Stella said:
"[Fostering] is something I always wanted to do. When we were looking to buy our first property we got one with an extra bedroom because I knew I wanted to care for children.
Back home, my mum was a nursery teacher and I grew up with 3 other children in the house. When I was younger, I thought they were my mum’s too but when I grew up I found out that they were children from other families and my mum had been looking after them.
I always say, fostering is not just a young person or a child coming into your home and you providing a roof and a safe environment. It’s love. Especially with teenagers, they need someone to love them.
You showing them this tiny bit of love will help a teenager go a long way. The best thing about fostering is seeing the child thrive in their own way, not comparing them to anyone else. To see them out there being independent and coping with life, I can’t describe what that’s like.
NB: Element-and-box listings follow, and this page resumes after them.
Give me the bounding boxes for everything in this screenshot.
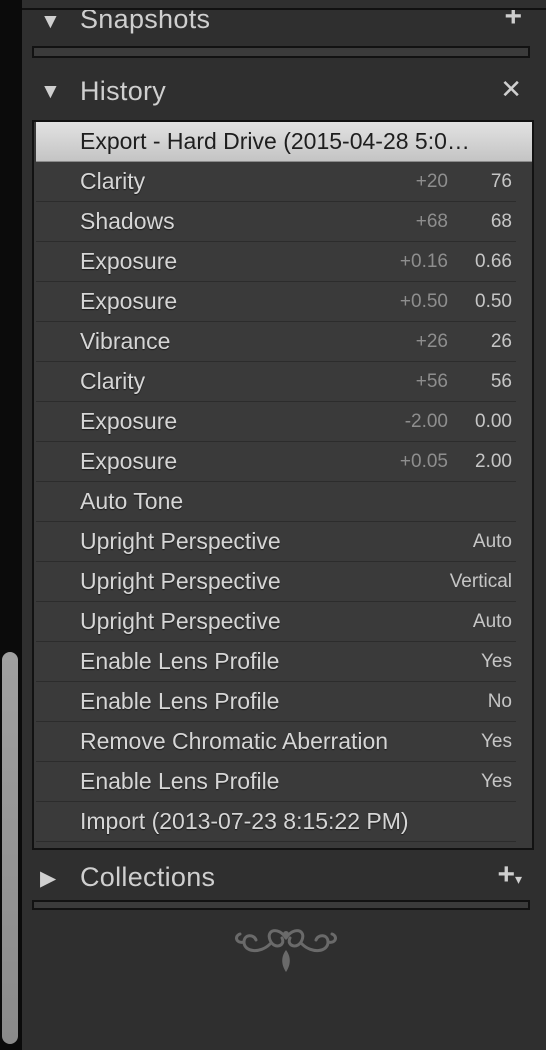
history-step-delta: +26 xyxy=(415,331,448,352)
history-step-name: Remove Chromatic Aberration xyxy=(80,728,389,754)
history-step-value: 0.66 xyxy=(475,251,512,272)
scrollbar-thumb[interactable] xyxy=(2,652,18,1044)
history-step-delta: +20 xyxy=(415,171,448,192)
history-step[interactable]: Enable Lens Profile Yes xyxy=(36,642,516,682)
history-step-name: Export - Hard Drive (2015-04-28 5:0… xyxy=(80,128,470,154)
history-step-name: Enable Lens Profile xyxy=(80,768,280,794)
history-step-name: Auto Tone xyxy=(80,488,184,514)
disclosure-down-icon[interactable]: ▼ xyxy=(40,10,61,34)
history-step[interactable]: Vibrance +26 26 xyxy=(36,322,516,362)
history-step-value: 2.00 xyxy=(475,451,512,472)
history-step-value: 68 xyxy=(490,211,512,232)
history-step-delta: +0.16 xyxy=(399,251,448,272)
disclosure-right-icon[interactable]: ▶ xyxy=(40,866,56,891)
history-step-delta: -2.00 xyxy=(404,411,448,432)
history-step[interactable]: Export - Hard Drive (2015-04-28 5:0… xyxy=(36,122,532,162)
history-step-value: 0.00 xyxy=(475,411,512,432)
history-step[interactable]: Enable Lens Profile Yes xyxy=(36,762,516,802)
history-step-value: Yes xyxy=(481,771,512,792)
snapshots-header[interactable]: ▼ Snapshots + xyxy=(22,0,546,46)
history-step[interactable]: Clarity +56 56 xyxy=(36,362,516,402)
history-step-name: Clarity xyxy=(80,368,146,394)
history-step-name: Enable Lens Profile xyxy=(80,688,280,714)
plus-dropdown-icon[interactable]: +▾ xyxy=(497,858,522,892)
history-step-value: Auto xyxy=(472,531,512,552)
history-list: Export - Hard Drive (2015-04-28 5:0… Clar… xyxy=(34,122,532,842)
collections-title: Collections xyxy=(80,862,216,892)
history-step-name: Exposure xyxy=(80,448,178,474)
history-step[interactable]: Upright Perspective Auto xyxy=(36,522,516,562)
panel-top-divider xyxy=(22,8,546,10)
history-step-value: Yes xyxy=(481,731,512,752)
history-step-name: Exposure xyxy=(80,288,178,314)
history-step-name: Vibrance xyxy=(80,328,171,354)
history-step-name: Exposure xyxy=(80,248,178,274)
history-step-name: Clarity xyxy=(80,168,146,194)
history-step[interactable]: Exposure +0.16 0.66 xyxy=(36,242,516,282)
history-list-box: Export - Hard Drive (2015-04-28 5:0… Clar… xyxy=(32,120,534,850)
history-step-value: Yes xyxy=(481,651,512,672)
history-step-value: No xyxy=(487,691,512,712)
history-step-value: 0.50 xyxy=(475,291,512,312)
snapshots-collapsed-bar xyxy=(32,46,530,58)
history-step-value: Auto xyxy=(472,611,512,632)
history-step-value: Vertical xyxy=(449,571,512,592)
history-step-delta: +56 xyxy=(415,371,448,392)
history-step-delta: +68 xyxy=(415,211,448,232)
history-title: History xyxy=(80,76,167,106)
history-step[interactable]: Exposure +0.05 2.00 xyxy=(36,442,516,482)
filmstrip-edge xyxy=(0,0,22,1050)
collections-header[interactable]: ▶ Collections +▾ xyxy=(22,854,546,904)
disclosure-down-icon[interactable]: ▼ xyxy=(40,80,61,104)
history-step[interactable]: Upright Perspective Vertical xyxy=(36,562,516,602)
history-step-name: Upright Perspective xyxy=(80,528,281,554)
history-step[interactable]: Exposure -2.00 0.00 xyxy=(36,402,516,442)
history-step-name: Upright Perspective xyxy=(80,608,281,634)
collections-collapsed-bar xyxy=(32,900,530,910)
history-step-name: Enable Lens Profile xyxy=(80,648,280,674)
history-step[interactable]: Exposure +0.50 0.50 xyxy=(36,282,516,322)
history-step-name: Import (2013-07-23 8:15:22 PM) xyxy=(80,808,409,834)
history-step-value: 26 xyxy=(490,331,512,352)
history-step-value: 76 xyxy=(490,171,512,192)
plus-icon[interactable]: + xyxy=(504,0,522,34)
history-step[interactable]: Clarity +20 76 xyxy=(36,162,516,202)
history-step[interactable]: Auto Tone xyxy=(36,482,516,522)
history-step-value: 56 xyxy=(490,371,512,392)
panel-end-ornament-icon xyxy=(235,929,337,972)
history-step-delta: +0.05 xyxy=(399,451,448,472)
history-step[interactable]: Import (2013-07-23 8:15:22 PM) xyxy=(36,802,516,842)
history-header[interactable]: ▼ History ✕ xyxy=(22,68,546,118)
history-step-name: Upright Perspective xyxy=(80,568,281,594)
history-step-name: Exposure xyxy=(80,408,178,434)
history-step-delta: +0.50 xyxy=(399,291,448,312)
history-step-name: Shadows xyxy=(80,208,175,234)
left-panel: ▼ Snapshots + ▼ History ✕ Export - Hard … xyxy=(22,0,546,1050)
history-step[interactable]: Enable Lens Profile No xyxy=(36,682,516,722)
close-x-icon[interactable]: ✕ xyxy=(500,74,522,105)
history-step[interactable]: Upright Perspective Auto xyxy=(36,602,516,642)
history-step[interactable]: Remove Chromatic Aberration Yes xyxy=(36,722,516,762)
history-step[interactable]: Shadows +68 68 xyxy=(36,202,516,242)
You have to take every day as a new day and forget about what has happened the other day. The joy is the progression of the child. I’ve cared for unaccompanied minors and when they arrive they can’t speak English.
When they first get here I’ll buy a good dictionary and use the Internet to interpret what we’re saying. After a while I’ll hear them calling ‘Auntie, Auntie I’m going out!’ I cannot explain the feeling to hear that!
I also bought things to make them feel at home, especially food. My grandma used to say, ‘Food is the heart of the child!’ Also, being in the kitchen together brought us closer.
If you woke me up in the middle of the night and asked me about the children I’ve cared for, over 60 children, I can tell you each one’s date of birth and why they came to me.
I can tell you that, but ask me what I had for breakfast and I can’t remember! That’s how they are to me. I always want to know what they're doing and how they are, even after they leave me.
This Christmas we had over 20 of our children at our house. This time they came back with their partners and their children. Seeing them now and remembering them how they were - that’s the real reward for foster carers.”